There was no need to keep quiet now. No one would notice their footsteps thundering across the roof. They cleared the distance to the north wing in record time, taking a moment to shimmy down to the lower levels. It was a short a jog to the edge of the building, then they could drop into the gardens.
Asya halted as she peered over the edge. All was clear. Swinging her legs over, she dropped down behind a bush. The shifting auroras and wispy nebulae lit the grounds, but there was still enough darkness to cloak them. Keon shortly followed, tripping and falling to a heap when he didn’t quite stick the landing. Asya peered back and shook her head.
They kept low to the ground, moving between the bushes, freezing at the rustle of foliage several feet in front of them. Up ahead, a soldier and a maid (who clearly weren’t supposed to be there), held hands, staring dreamily into each other’s pupils. He whispered poetic, sweet-nothings and she giggled like a child. Asya rolled her eyes with exasperation. Not these two again!
Stepping back a few paces, she slipped out her Kodeks and gently gripped the corner of a page. Similar to Shem’s, it read from right to left, with a deep-green leather cover embossed in gold. The same insignia emblazoned its cover; a crescent moon bursting with light. Easy. Easy.
Rrrrip!
The couple stood alert, heads whipping round. They must’ve chalked it up to the wind in the leaves because they went right back to business. Taking out what looked like a stylus, Asya scrawled something onto the paper and scrunched it up into a ball. She had to time this just right.

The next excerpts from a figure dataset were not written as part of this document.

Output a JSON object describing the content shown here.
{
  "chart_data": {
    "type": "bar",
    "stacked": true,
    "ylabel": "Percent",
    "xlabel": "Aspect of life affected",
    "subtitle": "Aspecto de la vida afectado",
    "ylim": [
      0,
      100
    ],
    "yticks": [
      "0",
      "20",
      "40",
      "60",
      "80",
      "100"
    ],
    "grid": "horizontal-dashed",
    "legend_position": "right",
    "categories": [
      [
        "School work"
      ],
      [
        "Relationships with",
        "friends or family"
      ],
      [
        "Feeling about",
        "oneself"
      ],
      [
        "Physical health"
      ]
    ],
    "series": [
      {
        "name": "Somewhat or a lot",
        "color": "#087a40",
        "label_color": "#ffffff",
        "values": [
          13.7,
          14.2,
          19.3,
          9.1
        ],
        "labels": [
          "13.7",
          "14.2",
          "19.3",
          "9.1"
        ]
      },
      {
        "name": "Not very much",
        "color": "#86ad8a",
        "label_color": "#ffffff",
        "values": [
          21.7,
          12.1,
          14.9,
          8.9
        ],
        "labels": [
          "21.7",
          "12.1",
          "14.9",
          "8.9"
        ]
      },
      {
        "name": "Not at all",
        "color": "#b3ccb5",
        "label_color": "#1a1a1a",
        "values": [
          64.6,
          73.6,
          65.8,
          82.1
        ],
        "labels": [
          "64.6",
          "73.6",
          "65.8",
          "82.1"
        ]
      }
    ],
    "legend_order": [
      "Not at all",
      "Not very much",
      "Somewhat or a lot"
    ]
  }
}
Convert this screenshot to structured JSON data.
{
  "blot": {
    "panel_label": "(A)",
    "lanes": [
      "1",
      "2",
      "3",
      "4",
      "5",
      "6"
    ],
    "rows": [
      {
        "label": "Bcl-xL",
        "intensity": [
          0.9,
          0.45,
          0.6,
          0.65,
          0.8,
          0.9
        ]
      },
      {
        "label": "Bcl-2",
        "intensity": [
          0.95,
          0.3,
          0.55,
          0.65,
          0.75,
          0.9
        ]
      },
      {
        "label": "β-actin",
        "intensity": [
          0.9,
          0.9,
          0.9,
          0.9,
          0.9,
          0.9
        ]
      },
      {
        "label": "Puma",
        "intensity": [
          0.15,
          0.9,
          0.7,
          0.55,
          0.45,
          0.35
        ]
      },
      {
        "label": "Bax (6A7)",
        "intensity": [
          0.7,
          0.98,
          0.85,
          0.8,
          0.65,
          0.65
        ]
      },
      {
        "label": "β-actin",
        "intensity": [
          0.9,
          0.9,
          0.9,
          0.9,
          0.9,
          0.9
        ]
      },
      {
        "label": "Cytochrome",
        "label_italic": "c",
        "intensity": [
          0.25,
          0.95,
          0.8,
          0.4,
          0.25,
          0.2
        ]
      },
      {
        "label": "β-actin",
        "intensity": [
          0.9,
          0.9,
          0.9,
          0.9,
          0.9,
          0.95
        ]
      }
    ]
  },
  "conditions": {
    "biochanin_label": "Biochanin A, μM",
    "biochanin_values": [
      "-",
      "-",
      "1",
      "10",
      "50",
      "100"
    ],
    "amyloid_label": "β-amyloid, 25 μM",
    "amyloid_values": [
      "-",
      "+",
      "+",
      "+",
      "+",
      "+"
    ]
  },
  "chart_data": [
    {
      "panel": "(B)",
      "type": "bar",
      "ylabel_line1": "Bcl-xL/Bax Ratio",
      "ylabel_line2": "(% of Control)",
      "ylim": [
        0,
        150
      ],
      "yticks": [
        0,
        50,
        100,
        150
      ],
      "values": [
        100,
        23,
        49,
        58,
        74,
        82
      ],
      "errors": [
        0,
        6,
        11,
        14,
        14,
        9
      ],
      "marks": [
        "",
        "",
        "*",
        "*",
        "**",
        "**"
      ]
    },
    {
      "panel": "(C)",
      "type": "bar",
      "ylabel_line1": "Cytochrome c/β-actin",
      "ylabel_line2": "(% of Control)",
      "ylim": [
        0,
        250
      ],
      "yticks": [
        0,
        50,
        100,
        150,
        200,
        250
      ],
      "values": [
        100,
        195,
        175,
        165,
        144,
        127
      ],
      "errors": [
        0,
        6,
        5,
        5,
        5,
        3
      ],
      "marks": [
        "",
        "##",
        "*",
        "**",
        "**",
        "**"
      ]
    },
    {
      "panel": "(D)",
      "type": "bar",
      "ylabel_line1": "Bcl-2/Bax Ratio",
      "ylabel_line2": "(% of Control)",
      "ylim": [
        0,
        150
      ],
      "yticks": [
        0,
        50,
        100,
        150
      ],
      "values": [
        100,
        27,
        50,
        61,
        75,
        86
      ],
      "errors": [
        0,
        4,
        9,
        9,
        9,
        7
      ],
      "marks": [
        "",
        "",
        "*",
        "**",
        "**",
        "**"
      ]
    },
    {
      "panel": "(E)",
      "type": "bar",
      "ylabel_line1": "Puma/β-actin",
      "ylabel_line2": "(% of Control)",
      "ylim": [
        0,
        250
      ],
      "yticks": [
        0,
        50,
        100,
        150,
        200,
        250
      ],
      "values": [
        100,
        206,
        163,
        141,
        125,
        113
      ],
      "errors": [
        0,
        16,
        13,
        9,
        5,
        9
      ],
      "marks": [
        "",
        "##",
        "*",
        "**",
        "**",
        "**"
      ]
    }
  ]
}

Malik had timed this just right. Things hadn’t gone exactly as he’d planned, but they may have worked out for the better. With all the calamity, everyone was distracted, and this wing of the palace was empty. It was perfect! The trees arching over their heads like a glorious crown. The lights shimmering on the blanket of an indigo sky. And Faiza was radiant. The cool blue bathed her features in ethereal light. Her skin was smooth as porcelain. Yes. Tonight, was the night. Their families probably wouldn’t approve, but who cared? They would run away if they had to or snatch these moments together in Underland. Whatever they had to do, they would make it work.
His back bristled. He thought he’d heard something—not another guard, surely! Suddenly, a wad of smoking paper rolled across the grass between them. What was that godawful smell? Why did the air suddenly feel so thick? And why was the sky disappearing?
The couple hit the grass and Asya made a dash for the maid, pulling her hood across her mouth to protect herself from the fumes. She dragged the prone form further into the bushes. Keon could only watch in disbelief.
“Trust me, I’m doing them a favour,” she said.
“What was that? What did you write?”
“Sleep,” she replied. “Come on.”
Jonas didn’t like this. At the sound of the explosion, the rest of the Mynds had immediately withdrawn towards the palace. Zahara would be overwhelmed. He needed to buy her some time. Suddenly, his Codex rippled from back to front. Pulling it out, he flipped rapidly to the Appendix. An elegant golden script was weaving its way across the page.
Jump the wall.
Jonas’ eyes twitched as he read, comprehension dawning. Slamming the book shut, he holstered it, drew a deep breath and took off through the trees. He glanced down in disbelief as he rapidly picked up speed. Five metres per second. Ten. Twenty. Forty! And then he leapt. The air seemed to swell around him like a cushion, lifting him high into the air and over the palace walls. He soared clear past the outer courtyard towards a line of trees near the river.